One of the perennial problems we face in a system safety program is how to come up with a convincing proof for the proposition that a system is safe. Because it’s hard to prove a negative (in this case the absence of future accidents) the usual approach is to pursue a proof by contradiction, that is develop the negative proposition that the system is unsafe, then prove that this is not true, normally by showing that the set of identified specific propositions of `un-safety’ have been eliminated or controlled to an acceptable level. Enter the term `hazard’, which in this context is simply shorthand for a specific proposition about the unsafeness of a system. Now interestingly when we parse the set of definitions of hazard we find the recurring use of terms like, ‘condition’, ‘state’, ‘situation’ and ‘events’ that should they occur will inevitably lead to an ‘accident’ or ‘mishap’. So broadly speaking a hazard is a causal explanation, based on a defined set of phenomena, that argues that if they are present and given a relevant domain `law’ there will be an accident. All of which seems to indicate that hazards belong to a class of explanatory models called covering laws. As an explanatory class Covering laws models were developed by the logical positivist philosophers Hempel and Popper because of what they saw as problems with an over reliance on inductive arguments as to causality.

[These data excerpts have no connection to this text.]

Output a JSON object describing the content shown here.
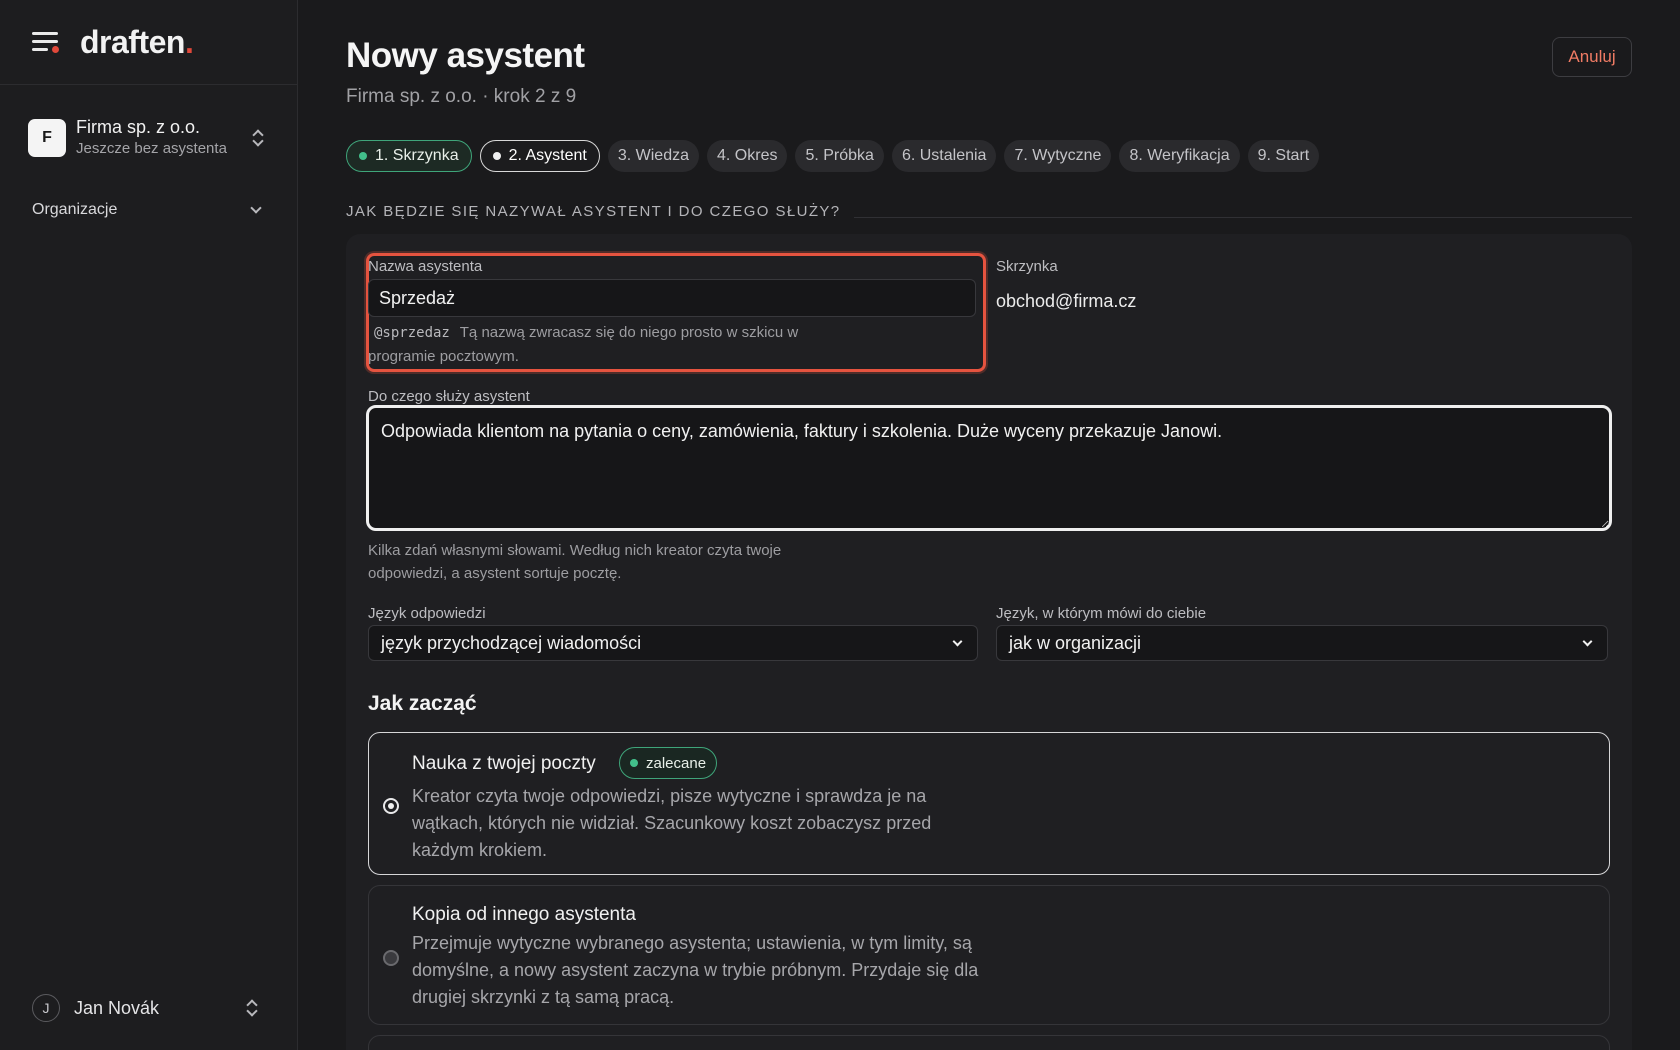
{
  "sidebar": {
    "logo_text": "draften",
    "logo_dot": ".",
    "org": {
      "initial": "F",
      "name": "Firma sp. z o.o.",
      "subtitle": "Jeszcze bez asystenta"
    },
    "nav_group": "Organizacje",
    "user": {
      "initial": "J",
      "name": "Jan Novák"
    }
  },
  "header": {
    "title": "Nowy asystent",
    "subtitle": "Firma sp. z o.o. · krok 2 z 9",
    "cancel_label": "Anuluj"
  },
  "steps": [
    {
      "label": "1. Skrzynka",
      "state": "done"
    },
    {
      "label": "2. Asystent",
      "state": "current"
    },
    {
      "label": "3. Wiedza",
      "state": "todo"
    },
    {
      "label": "4. Okres",
      "state": "todo"
    },
    {
      "label": "5. Próbka",
      "state": "todo"
    },
    {
      "label": "6. Ustalenia",
      "state": "todo"
    },
    {
      "label": "7. Wytyczne",
      "state": "todo"
    },
    {
      "label": "8. Weryfikacja",
      "state": "todo"
    },
    {
      "label": "9. Start",
      "state": "todo"
    }
  ],
  "form": {
    "section_title": "Jak będzie się nazywał asystent i do czego służy?",
    "name": {
      "label": "Nazwa asystenta",
      "value": "Sprzedaż",
      "handle": "@sprzedaz",
      "hint_line1": "Tą nazwą zwracasz się do niego prosto w szkicu w",
      "hint_line2": "programie pocztowym."
    },
    "mailbox": {
      "label": "Skrzynka",
      "value": "obchod@firma.cz"
    },
    "purpose": {
      "label": "Do czego służy asystent",
      "value": "Odpowiada klientom na pytania o ceny, zamówienia, faktury i szkolenia. Duże wyceny przekazuje Janowi.",
      "hint_line1": "Kilka zdań własnymi słowami. Według nich kreator czyta twoje",
      "hint_line2": "odpowiedzi, a asystent sortuje pocztę."
    },
    "reply_language": {
      "label": "Język odpowiedzi",
      "value": "język przychodzącej wiadomości"
    },
    "ui_language": {
      "label": "Język, w którym mówi do ciebie",
      "value": "jak w organizacji"
    }
  },
  "start": {
    "heading": "Jak zacząć",
    "options": [
      {
        "title": "Nauka z twojej poczty",
        "badge": "zalecane",
        "selected": true,
        "desc_lines": [
          "Kreator czyta twoje odpowiedzi, pisze wytyczne i sprawdza je na",
          "wątkach, których nie widział. Szacunkowy koszt zobaczysz przed",
          "każdym krokiem."
        ]
      },
      {
        "title": "Kopia od innego asystenta",
        "selected": false,
        "desc_lines": [
          "Przejmuje wytyczne wybranego asystenta; ustawienia, w tym limity, są",
          "domyślne, a nowy asystent zaczyna w trybie próbnym. Przydaje się dla",
          "drugiej skrzynki z tą samą pracą."
        ]
      }
    ]
  },
  "colors": {
    "background": "#1a1a1c",
    "accent_red": "#e5533f",
    "done_green": "#42c08b",
    "cancel_text": "#f07b64"
  }
}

As a covering law explanation of unsafeness a hazard posits phenomenological facts (system states, human errors, hardware/software failures and so on) that confer what’s called nomic expectability on the accident (the thing being explained). That is, the phenomenological facts combined with some covering law (natural and logical), require the accident to happen, and this is what we call a hazard. We can see an archetypal example in the Source-Mechanism-Outcome model of Swallom , i.e. if we have all three elements in that model then we may expect an accident (Ericson 2005). While logical positivism had the last nails driven into it’s coffin by Kuhn and others in the 1960s, and while it’s true, as Kuhn and others pointed out, that covering model explanations have their fair share of problems so to do other methods (1). The one advantage that covering models do possess over other explanatory models is that they largely avoid the problems of causal arguments, as their makers intended. Which may well be why they persist in engineering arguments about safety.
1. Such as counterfactual, statistical relevance and causal explanations.
Ericson, C.A. Hazard Analysis Techniques for System Safety, page 93, John Wiley and Sons, Hoboken, New Jersey, 2005.